Comment by simoncion

Comment by simoncion 3 days ago

0 replies

> They are more likely to attend meetings ... give status updates, etc.

Weird. If I missed meetings and failed to give status updates (especially ones where my update was explicitly requested) my manager would go find out what the fuck was wrong with me.

> If you are blocked or are blocking someone, it's a tap on the shoulder instead of sending a message into the ether.

After more than four years of most software folks doing remote work, if your team hasn't established a solid protocol for doing IMs, voice/video chats, and email communications then your management has been fucking off and management deserves all the remote-communications failures they're getting. So, for the rest of this discussion let's assume that management hasn't been fucking off and you actually have a solid communications protocol.

If a coworker is regularly blowing off messages, then that's something that their manager NEEDS to know about. (And it's likely that if they're blowing off messages, they'd also be fucking off if their ass was in a company-provided seat.) However, if a coworker is failing to reply because they're working on something else that's more important then this is another thing that their manager needs to know about and consider reprioritizing your, their, or both people's tasks.

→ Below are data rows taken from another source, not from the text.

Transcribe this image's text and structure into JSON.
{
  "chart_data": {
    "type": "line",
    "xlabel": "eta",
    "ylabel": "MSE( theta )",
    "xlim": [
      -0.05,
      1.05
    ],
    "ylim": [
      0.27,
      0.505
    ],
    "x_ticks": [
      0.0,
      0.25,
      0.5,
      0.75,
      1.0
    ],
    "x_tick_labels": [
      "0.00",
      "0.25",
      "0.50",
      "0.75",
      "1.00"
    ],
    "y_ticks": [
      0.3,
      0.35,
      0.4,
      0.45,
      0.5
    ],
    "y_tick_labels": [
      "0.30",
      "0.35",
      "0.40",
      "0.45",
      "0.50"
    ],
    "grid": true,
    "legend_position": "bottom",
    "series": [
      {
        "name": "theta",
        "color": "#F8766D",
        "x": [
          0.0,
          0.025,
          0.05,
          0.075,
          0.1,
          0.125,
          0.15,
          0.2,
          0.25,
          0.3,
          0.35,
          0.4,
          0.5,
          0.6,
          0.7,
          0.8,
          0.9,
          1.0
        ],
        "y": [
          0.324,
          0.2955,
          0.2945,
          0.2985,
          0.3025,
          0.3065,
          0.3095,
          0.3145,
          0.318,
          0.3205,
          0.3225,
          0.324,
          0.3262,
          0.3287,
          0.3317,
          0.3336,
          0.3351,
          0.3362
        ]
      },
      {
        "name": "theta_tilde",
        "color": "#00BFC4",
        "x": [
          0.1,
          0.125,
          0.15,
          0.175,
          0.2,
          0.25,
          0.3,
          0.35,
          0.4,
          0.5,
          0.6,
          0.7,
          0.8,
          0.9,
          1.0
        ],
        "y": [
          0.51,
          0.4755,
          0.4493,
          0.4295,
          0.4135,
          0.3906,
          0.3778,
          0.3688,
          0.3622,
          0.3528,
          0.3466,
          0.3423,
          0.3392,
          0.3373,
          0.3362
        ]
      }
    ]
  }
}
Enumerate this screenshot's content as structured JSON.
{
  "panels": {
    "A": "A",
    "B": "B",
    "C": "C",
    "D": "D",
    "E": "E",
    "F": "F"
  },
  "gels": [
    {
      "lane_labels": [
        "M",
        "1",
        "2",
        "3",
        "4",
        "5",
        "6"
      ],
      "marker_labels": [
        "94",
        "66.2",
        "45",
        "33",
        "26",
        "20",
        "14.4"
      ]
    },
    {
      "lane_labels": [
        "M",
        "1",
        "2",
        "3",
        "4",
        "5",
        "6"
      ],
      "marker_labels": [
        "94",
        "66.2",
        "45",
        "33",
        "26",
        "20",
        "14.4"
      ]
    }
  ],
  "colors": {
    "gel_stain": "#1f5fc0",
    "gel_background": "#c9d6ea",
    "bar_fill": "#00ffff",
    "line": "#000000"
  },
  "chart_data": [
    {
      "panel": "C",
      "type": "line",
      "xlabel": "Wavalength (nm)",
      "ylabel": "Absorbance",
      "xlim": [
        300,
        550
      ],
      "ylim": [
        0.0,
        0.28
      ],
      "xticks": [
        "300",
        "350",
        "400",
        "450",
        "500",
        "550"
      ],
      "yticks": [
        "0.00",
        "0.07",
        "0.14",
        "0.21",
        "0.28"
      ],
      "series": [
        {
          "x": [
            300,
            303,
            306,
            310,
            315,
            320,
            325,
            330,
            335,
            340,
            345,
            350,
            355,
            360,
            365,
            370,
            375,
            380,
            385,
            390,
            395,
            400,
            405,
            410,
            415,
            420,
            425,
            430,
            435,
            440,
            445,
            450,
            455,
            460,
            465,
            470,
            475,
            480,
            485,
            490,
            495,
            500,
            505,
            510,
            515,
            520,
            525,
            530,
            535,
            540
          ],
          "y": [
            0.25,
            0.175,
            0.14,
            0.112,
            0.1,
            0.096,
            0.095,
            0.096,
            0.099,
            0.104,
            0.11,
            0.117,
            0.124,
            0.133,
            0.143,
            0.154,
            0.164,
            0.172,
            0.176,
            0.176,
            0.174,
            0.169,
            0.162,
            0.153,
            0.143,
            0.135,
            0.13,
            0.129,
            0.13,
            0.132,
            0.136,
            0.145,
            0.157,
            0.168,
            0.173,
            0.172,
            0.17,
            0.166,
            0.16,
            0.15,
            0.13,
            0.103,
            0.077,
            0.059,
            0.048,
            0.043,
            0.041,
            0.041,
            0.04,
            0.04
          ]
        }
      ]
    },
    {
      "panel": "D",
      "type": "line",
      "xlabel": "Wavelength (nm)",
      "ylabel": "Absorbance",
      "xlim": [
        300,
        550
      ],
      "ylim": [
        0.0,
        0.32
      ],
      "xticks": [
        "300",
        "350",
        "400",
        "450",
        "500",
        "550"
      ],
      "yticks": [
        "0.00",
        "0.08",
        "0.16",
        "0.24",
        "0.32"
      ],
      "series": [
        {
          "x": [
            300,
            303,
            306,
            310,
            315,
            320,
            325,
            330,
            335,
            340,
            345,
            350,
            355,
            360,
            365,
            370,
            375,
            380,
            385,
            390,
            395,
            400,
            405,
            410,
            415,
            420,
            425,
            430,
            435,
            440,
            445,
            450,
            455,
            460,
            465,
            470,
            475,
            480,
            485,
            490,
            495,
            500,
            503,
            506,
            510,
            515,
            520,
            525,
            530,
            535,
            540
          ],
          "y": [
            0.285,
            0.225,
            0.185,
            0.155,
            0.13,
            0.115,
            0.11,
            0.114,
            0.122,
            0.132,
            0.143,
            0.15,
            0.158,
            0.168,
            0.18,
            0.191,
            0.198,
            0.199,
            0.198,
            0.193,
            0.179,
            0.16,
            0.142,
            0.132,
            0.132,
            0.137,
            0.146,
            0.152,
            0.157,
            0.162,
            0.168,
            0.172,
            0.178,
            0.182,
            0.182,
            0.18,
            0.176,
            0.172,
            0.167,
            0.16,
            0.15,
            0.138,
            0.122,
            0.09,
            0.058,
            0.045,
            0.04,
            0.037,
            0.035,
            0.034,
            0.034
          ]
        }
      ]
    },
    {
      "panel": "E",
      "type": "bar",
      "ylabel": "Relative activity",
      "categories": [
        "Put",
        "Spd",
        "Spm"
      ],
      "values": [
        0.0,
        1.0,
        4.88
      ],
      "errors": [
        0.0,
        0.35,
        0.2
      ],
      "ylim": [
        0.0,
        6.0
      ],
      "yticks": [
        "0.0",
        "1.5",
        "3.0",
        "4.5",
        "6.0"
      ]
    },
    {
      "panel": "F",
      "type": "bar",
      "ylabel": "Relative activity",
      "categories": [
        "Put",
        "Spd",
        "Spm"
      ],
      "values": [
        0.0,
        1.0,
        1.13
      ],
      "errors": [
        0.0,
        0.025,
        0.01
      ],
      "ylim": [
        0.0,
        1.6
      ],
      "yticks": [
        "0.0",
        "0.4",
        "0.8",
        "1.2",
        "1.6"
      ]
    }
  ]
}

Frankly, I find the "get someone's attention with an IM (whether direct or in a team chat channel) or email" mechanism to be far, far, far better than having someone shatter my chain of thought by coming over to physically interrupt me. I know when I can't handle interruptions, so I can configure my software to not interrupt me. Others can't possibly know when I can't handle interruptions, so they can't help BUT to interrupt me during those periods.